[PATCH] D124866: [CUDA][HIP] support __noinline__ as keyword
Yaxun Liu via Phabricator via cfe-commits
cfe-commits at lists.llvm.org
Mon May 9 12:34:51 PDT 2022
yaxunl marked 4 inline comments as done.
yaxunl added a comment.
In D124866#3501203 <https://reviews.llvm.org/D124866#3501203>, @aaron.ballman wrote:
>> `__forceinline__` does not have the issue as `__noinline__` has since it is not a GCC attribute. The current CUDA/HIP implementation of `__forceinline__` in header files is sufficient. I do not see the benefit of implementing `__forceinline__` as a keyword.
>
> Primarily to reduce user confusion. It's kind of weird for `__noinline__` to be a keyword and `__forceinline__` to not be a keyword when they're both defined the same way by the CUDA spec. This means you can #undef one of them but not the other, that sort of thing.
If we are to add `__forceinline__` as a keyword, I feel it better be a separate patch to be cleaner.
================
Comment at: clang/lib/Parse/ParseDecl.cpp:902
+ while (Tok.is(tok::kw___noinline__)) {
+ IdentifierInfo *AttrName = Tok.getIdentifierInfo();
+ SourceLocation AttrNameLoc = ConsumeToken();
----------------
tra wrote:
> aaron.ballman wrote:
> > yaxunl wrote:
> > > aaron.ballman wrote:
> > > > I think we should we be issuing a pedantic "this is a clang extension" warning here, WDYT?
> > > will do
> > I'm questioning whether my advice here was good or not -- now that I see the CUDA spec already calls these function qualifiers... it's debatable whether this is a Clang extension or just the way in which Clang implements the CUDA function qualifiers. @tra -- do you have opinions?
> >
> > I'm sort of leaning towards dropping the extension warning, but the only reason I can think of for keeping it is if Clang is the only CUDA compiler that doesn't require you to include a header before using the function qualifiers. If that's the case, there is a portability concern.
> I'm not sure if such a warning would be useful.
>
> > the only reason I can think of for keeping it is if Clang is the only CUDA compiler that doesn't require you to include a header before using the function qualifiers. If that's the case, there is a portability concern.
>
> I don't think it's an issue.
>
> We already have similar divergence between nvcc/clang. E.g. built-in variables like `threadIdx`. Clang implements them in a header, but NVCC provides them by compiler itself.
> With both compilers the variables are available by the time we get to compile user code.
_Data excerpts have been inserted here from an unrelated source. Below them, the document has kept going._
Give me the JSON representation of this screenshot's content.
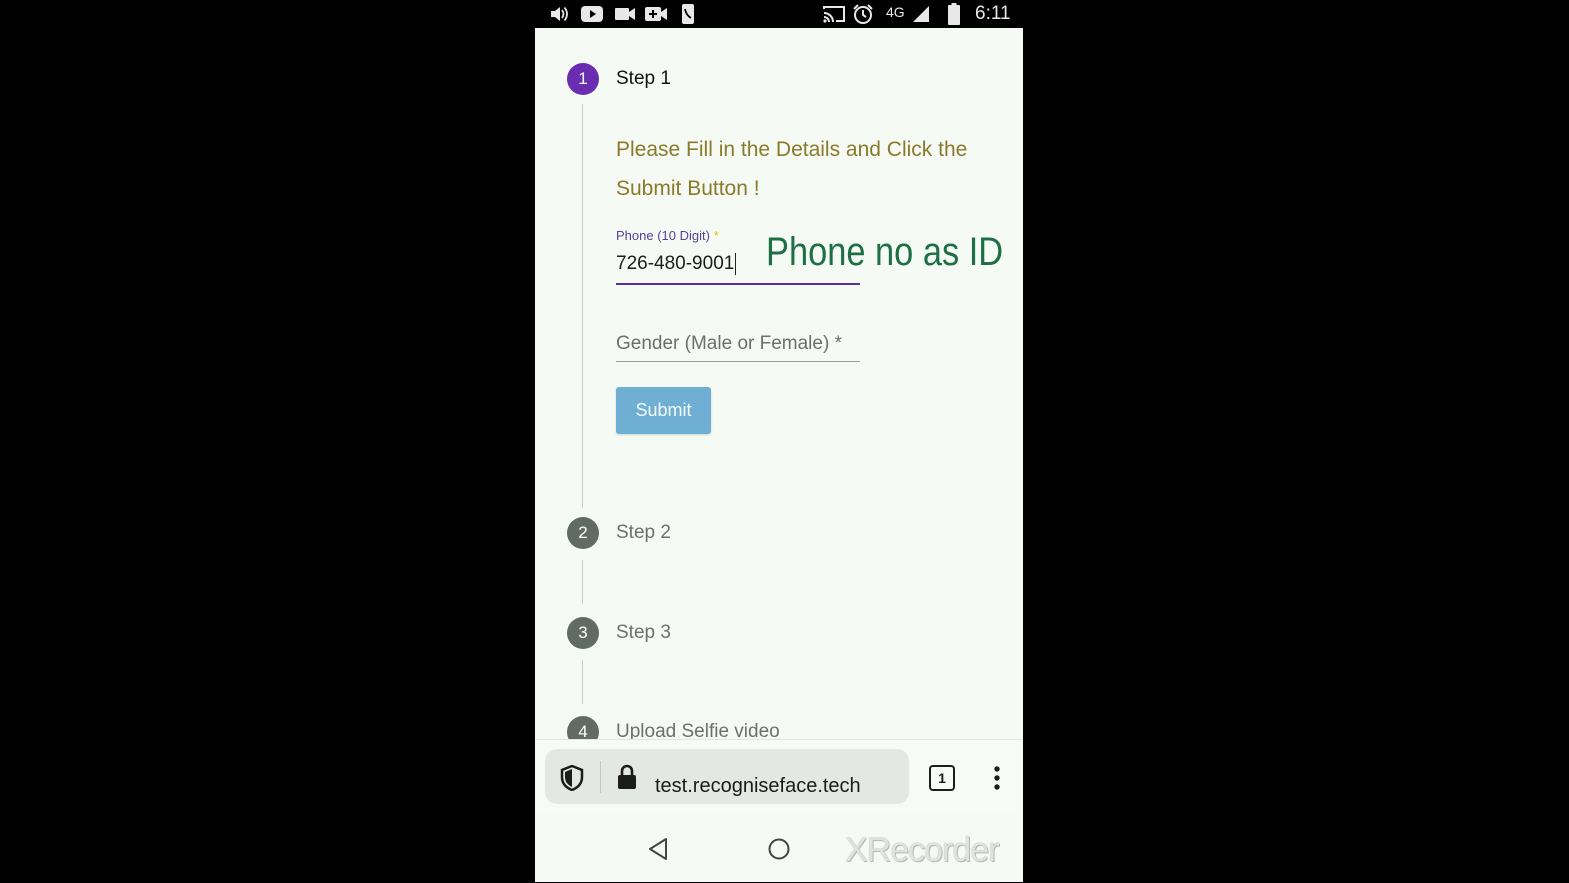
{
  "status_bar": {
    "network": "4G",
    "time": "6:11",
    "icons": [
      "volume-icon",
      "youtube-icon",
      "video-camera-icon",
      "video-call-icon",
      "phone-icon",
      "cast-icon",
      "alarm-icon",
      "signal-icon",
      "battery-icon"
    ]
  },
  "stepper": {
    "steps": [
      {
        "number": "1",
        "label": "Step 1",
        "state": "active"
      },
      {
        "number": "2",
        "label": "Step 2",
        "state": "inactive"
      },
      {
        "number": "3",
        "label": "Step 3",
        "state": "inactive"
      },
      {
        "number": "4",
        "label": "Upload Selfie video",
        "state": "inactive"
      }
    ]
  },
  "form": {
    "instruction": "Please Fill in the Details and Click the Submit Button !",
    "phone_label": "Phone (10 Digit)",
    "required_mark": "*",
    "phone_value": "726-480-9001",
    "gender_placeholder": "Gender (Male or Female) *",
    "submit_label": "Submit"
  },
  "annotation": "Phone no as ID",
  "browser": {
    "url": "test.recogniseface.tech",
    "tab_count": "1"
  },
  "watermark": "XRecorder",
  "colors": {
    "active_step": "#6a2cb0",
    "inactive_step": "#5f6b63",
    "instruction_text": "#8a7a2c",
    "annotation_text": "#1e6f45",
    "submit_button": "#6fafd4",
    "page_background": "#f5fbf4"
  }
}
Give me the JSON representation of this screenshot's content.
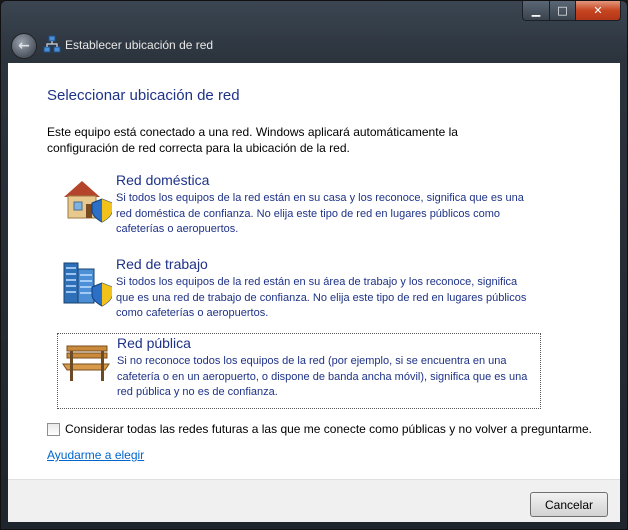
{
  "window": {
    "title": "Establecer ubicación de red"
  },
  "controls": {
    "minimize": "▁",
    "maximize": "□",
    "close": "✕"
  },
  "content": {
    "heading": "Seleccionar ubicación de red",
    "intro": "Este equipo está conectado a una red. Windows aplicará automáticamente la configuración de red correcta para la ubicación de la red.",
    "options": [
      {
        "title": "Red doméstica",
        "icon": "house-shield-icon",
        "description": "Si todos los equipos de la red están en su casa y los reconoce, significa que es una red doméstica de confianza. No elija este tipo de red en lugares públicos como cafeterías o aeropuertos."
      },
      {
        "title": "Red de trabajo",
        "icon": "office-building-shield-icon",
        "description": "Si todos los equipos de la red están en su área de trabajo y los reconoce, significa que es una red de trabajo de confianza. No elija este tipo de red en lugares públicos como cafeterías o aeropuertos."
      },
      {
        "title": "Red pública",
        "icon": "park-bench-icon",
        "description": "Si no reconoce todos los equipos de la red (por ejemplo, si se encuentra en una cafetería o en un aeropuerto, o dispone de banda ancha móvil), significa que es una red pública y no es de confianza."
      }
    ],
    "checkbox_label": "Considerar todas las redes futuras a las que me conecte como públicas y no volver a preguntarme.",
    "help_link": "Ayudarme a elegir"
  },
  "footer": {
    "cancel_label": "Cancelar"
  }
}
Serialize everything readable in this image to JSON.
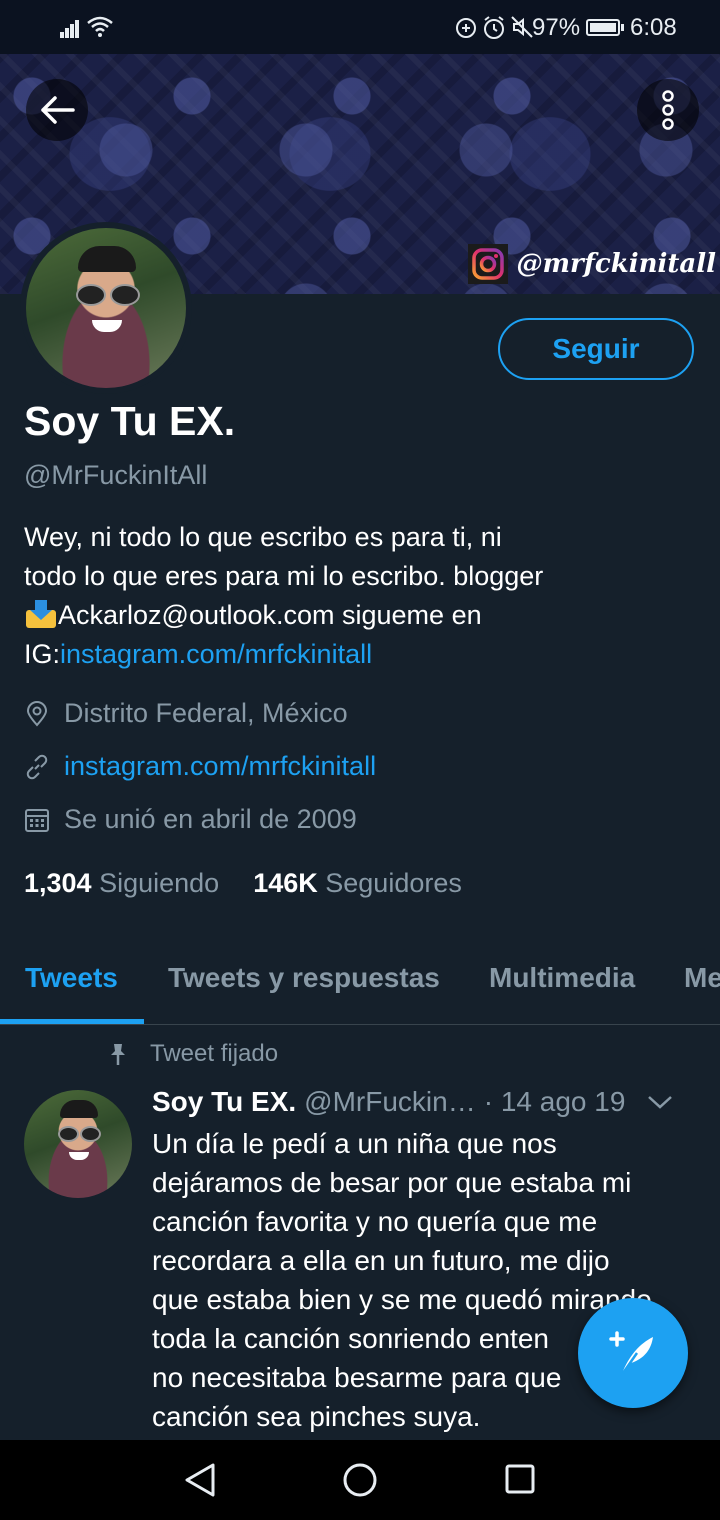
{
  "status_bar": {
    "battery": "97%",
    "time": "6:08"
  },
  "banner": {
    "instagram_tag": "@mrfckinitall"
  },
  "profile": {
    "follow_label": "Seguir",
    "display_name": "Soy Tu EX.",
    "handle": "@MrFuckinItAll",
    "bio_line1": "Wey, ni todo lo que escribo es para ti, ni",
    "bio_line2": "todo lo que eres para mi lo escribo. blogger",
    "bio_email_line": "Ackarloz@outlook.com sigueme en",
    "bio_ig_prefix": "IG:",
    "bio_ig_link": "instagram.com/mrfckinitall",
    "location": "Distrito Federal, México",
    "website": "instagram.com/mrfckinitall",
    "joined": "Se unió en abril de 2009",
    "following_count": "1,304",
    "following_label": "Siguiendo",
    "followers_count": "146K",
    "followers_label": "Seguidores"
  },
  "tabs": [
    "Tweets",
    "Tweets y respuestas",
    "Multimedia",
    "Me"
  ],
  "pinned_tweet": {
    "pinned_label": "Tweet fijado",
    "name": "Soy Tu EX.",
    "handle": "@MrFuckin…",
    "date": "· 14 ago 19",
    "text_lines": [
      "Un día le pedí a un niña que nos",
      "dejáramos de besar por que estaba mi",
      "canción favorita y no quería que me",
      "recordara a ella en un futuro, me dijo",
      "que estaba bien y se me quedó mirando",
      "toda la canción sonriendo enten",
      "no necesitaba besarme para que",
      "canción sea pinches suya."
    ]
  },
  "colors": {
    "background": "#15202b",
    "accent": "#1da1f2",
    "muted": "#8899a6"
  }
}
Virtually all CUDA compilations are done with tons of CUDA headers pre-included by compiler. Those that do not do that are already on their own and have to provide many other 'standard' CUDA things like target attributes. I don't think we need to worry about that.
>
I can remove the diagnostics since it seems unnecessary.
I tend to treat it as an extension since nvcc is the de facto standard implementation, which does not implement it as a keyword. Compared to that, this is like an extension.
================
Comment at: clang/test/CodeGenCUDA/noinline.cu:1
+// optimization is needed, otherwise by default all functions have noinline.
+
----------------
erichkeane wrote:
> aaron.ballman wrote:
> > I've asked @erichkeane to weigh in on whether there's a better approach here than specifying an optimization level.
> You don't need to do this, it looks like all you're trying to do is keep 'clang' out of `O0` mode. However, what you do NOT want is the optimizations to run. The common way to do that is to combine `O1`/`O2`/etc like: `-O2 -disable-llvm-passes`
>
> This will keep clang in `O2` mode, but will keep the optimizer from running anything, which might mess with the test later on.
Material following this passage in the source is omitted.